Well, by now everyone has heard about Lovely Rita. It seems that we are about to have an instant replay of Katrina. Or are we? Permit me some semi-random observations:
- It seems like the folks in Texas have their act together for Rita far more than the folks in Louisiana did for Katrina. They’re evacuating earlier, they’re using their busses, they’re making sure that the people who can’t get themselves out are gotten out, they’ve already called in the Feds and other outside help, the National Guard is mobilized, etc.. In other words, it seems they’re following their emergency plans.
- Resources are already mobilized and in the area. This gives Texas a big head start.
- New Orleans, if not Louisiana, apparently has learned something–they’ve called in busses and are trying to get people to leave.
- Texas evacuees are being allowed to take their pets, which came out as a big reason a lot of people didn’t evacuate for Katrina.
Those are all good things. The bad, as I see it, are:
- For the first time in history (so I’ve heard) we’re looking at a Category 5 hurricane actually making landfall. Predications are for it to move inland, and still be a Category 1 storm after being over land for 24 hours. I’m not sure if this has ever happened before. This is going to be ugly–very ugly. A lot of very expensive Texas real estate will simply be wiped off the map.

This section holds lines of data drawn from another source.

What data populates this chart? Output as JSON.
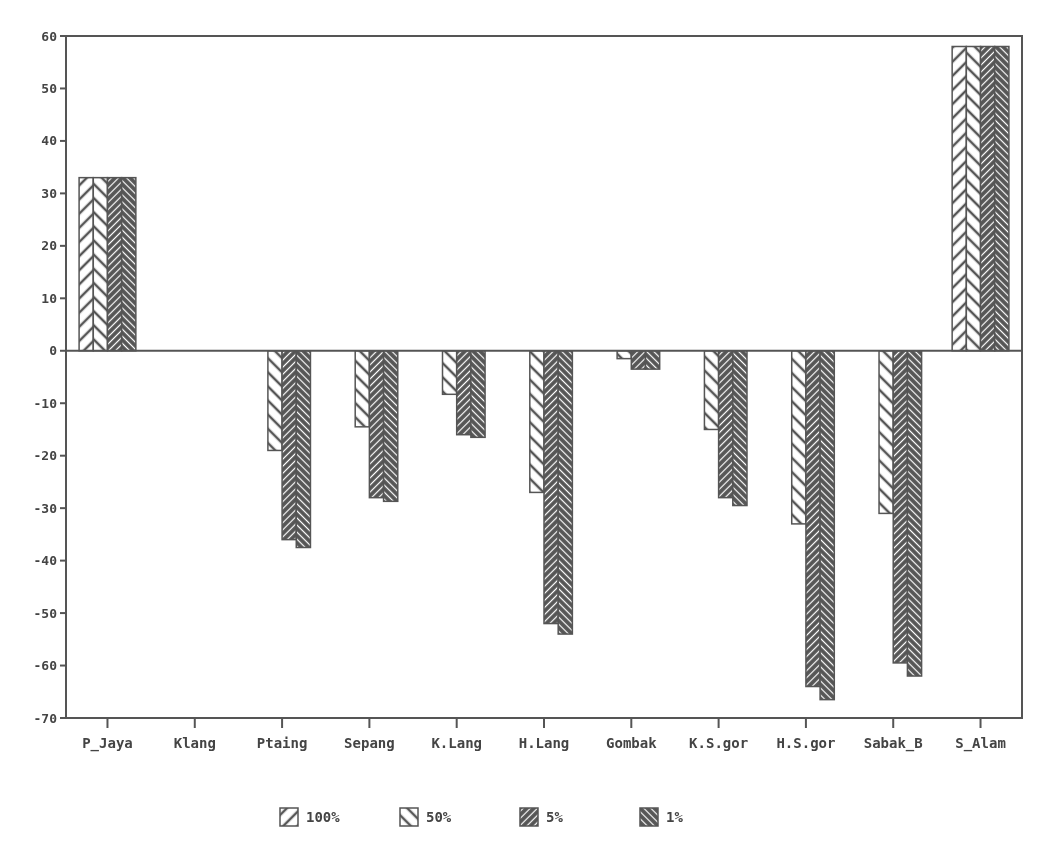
{
  "chart_data": {
    "type": "bar",
    "categories": [
      "P_Jaya",
      "Klang",
      "Ptaing",
      "Sepang",
      "K.Lang",
      "H.Lang",
      "Gombak",
      "K.S.gor",
      "H.S.gor",
      "Sabak_B",
      "S_Alam"
    ],
    "series": [
      {
        "name": "100%",
        "color": "#555555",
        "values": [
          33,
          0,
          0,
          0,
          0,
          0,
          0,
          0,
          0,
          0,
          58
        ]
      },
      {
        "name": "50%",
        "color": "#555555",
        "values": [
          33,
          0,
          -19,
          -14.5,
          -8.3,
          -27,
          -1.5,
          -15,
          -33,
          -31,
          58
        ]
      },
      {
        "name": "5%",
        "color": "#555555",
        "values": [
          33,
          0,
          -36,
          -28,
          -16,
          -52,
          -3.5,
          -28,
          -64,
          -59.5,
          58
        ]
      },
      {
        "name": "1%",
        "color": "#555555",
        "values": [
          33,
          0,
          -37.5,
          -28.7,
          -16.5,
          -54,
          -3.5,
          -29.5,
          -66.5,
          -62,
          58
        ]
      }
    ],
    "ylim": [
      -70,
      60
    ],
    "yticks": [
      -70,
      -60,
      -50,
      -40,
      -30,
      -20,
      -10,
      0,
      10,
      20,
      30,
      40,
      50,
      60
    ],
    "legend": "bottom"
  }
}
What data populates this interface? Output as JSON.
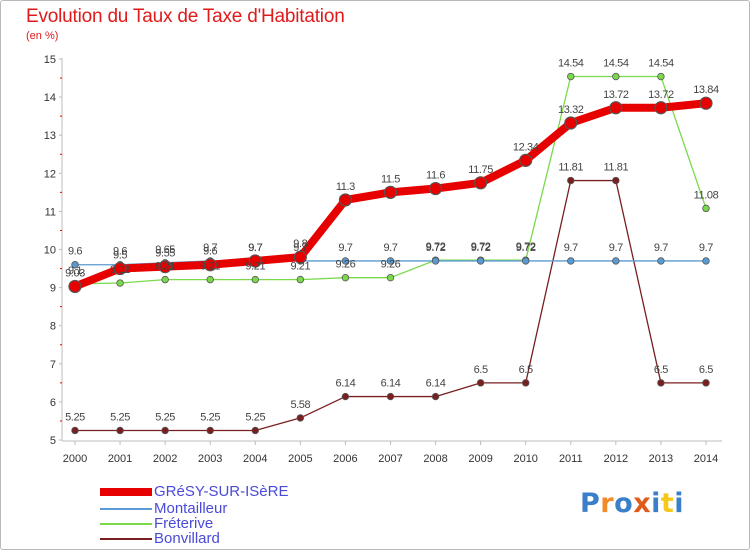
{
  "title": "Evolution du Taux de Taxe d'Habitation",
  "unit": "(en %)",
  "logo_text": "Proxiti",
  "chart_data": {
    "type": "line",
    "title": "Evolution du Taux de Taxe d'Habitation",
    "ylabel": "(en %)",
    "xlabel": "",
    "x": [
      "2000",
      "2001",
      "2002",
      "2003",
      "2004",
      "2005",
      "2006",
      "2007",
      "2008",
      "2009",
      "2010",
      "2011",
      "2012",
      "2013",
      "2014"
    ],
    "ylim": [
      5,
      15
    ],
    "yticks": [
      5,
      6,
      7,
      8,
      9,
      10,
      11,
      12,
      13,
      14,
      15
    ],
    "grid": false,
    "legend_position": "bottom-left",
    "series": [
      {
        "name": "GRéSY-SUR-ISèRE",
        "color": "#e60000",
        "values": [
          9.03,
          9.5,
          9.55,
          9.6,
          9.7,
          9.8,
          11.3,
          11.5,
          11.6,
          11.75,
          12.34,
          13.32,
          13.72,
          13.72,
          13.84
        ],
        "labels": [
          "9.03",
          "9.5",
          "9.55",
          "9.6",
          "9.7",
          "9.8",
          "11.3",
          "11.5",
          "11.6",
          "11.75",
          "12.34",
          "13.32",
          "13.72",
          "13.72",
          "13.84"
        ]
      },
      {
        "name": "Montailleur",
        "color": "#5a9ad2",
        "values": [
          9.6,
          9.6,
          9.65,
          9.7,
          9.7,
          9.7,
          9.7,
          9.7,
          9.7,
          9.7,
          9.7,
          9.7,
          9.7,
          9.7,
          9.7
        ],
        "labels": [
          "9.6",
          "9.6",
          "9.65",
          "9.7",
          "9.7",
          "9.7",
          "9.7",
          "9.7",
          "9.72",
          "9.72",
          "9.72",
          "9.7",
          "9.7",
          "9.7",
          "9.7"
        ]
      },
      {
        "name": "Fréterive",
        "color": "#7ad94a",
        "values": [
          9.1,
          9.12,
          9.21,
          9.21,
          9.21,
          9.21,
          9.26,
          9.26,
          9.72,
          9.72,
          9.72,
          14.54,
          14.54,
          14.54,
          11.08
        ],
        "labels": [
          "9.1",
          "9.12",
          "9.21",
          "9.21",
          "9.21",
          "9.21",
          "9.26",
          "9.26",
          "9.72",
          "9.72",
          "9.72",
          "14.54",
          "14.54",
          "14.54",
          "11.08"
        ]
      },
      {
        "name": "Bonvillard",
        "color": "#7a1f1f",
        "values": [
          5.25,
          5.25,
          5.25,
          5.25,
          5.25,
          5.58,
          6.14,
          6.14,
          6.14,
          6.5,
          6.5,
          11.81,
          11.81,
          6.5,
          6.5
        ],
        "labels": [
          "5.25",
          "5.25",
          "5.25",
          "5.25",
          "5.25",
          "5.58",
          "6.14",
          "6.14",
          "6.14",
          "6.5",
          "6.5",
          "11.81",
          "11.81",
          "6.5",
          "6.5"
        ]
      }
    ]
  }
}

- We have troops (including a lot of the National Guard) in Afghanistan, Iraq and several other war zones. We’re going to be hard pressed to deal with 2 major disasters at once.
- Gas prices are going to rocket up again. All the other prices, such as for building materials, are going to get way worse than I predicted right after Katrina’s extraordinary damage became obvious.
- We’re going to be dealing with millions of storm refugees for a long time.
- The issue of where the money comes from to pay for all this is going to become pressing. The Feds turned the money faucet wide open for Katrina; they won’t be able to do less for Rita. Hang onto you wallet. One of 3 things must happen–the deficit will go up dramatically, taxes will go up dramatically, or spending will be cut dramatically. Or some combination of the three. Something, however, will have to be done.
I suggest making your plans now for an economically difficult fall, winter and spring. I suspect it will last longer than that, but plan on at least 3 quarters of problems. Stock up on any and everything, and don’t take on debt of any kind.
I don’t even want to think about another big storm, and the Pacific Rim is getting awfully seismically active. This could be the stuff of nightmares.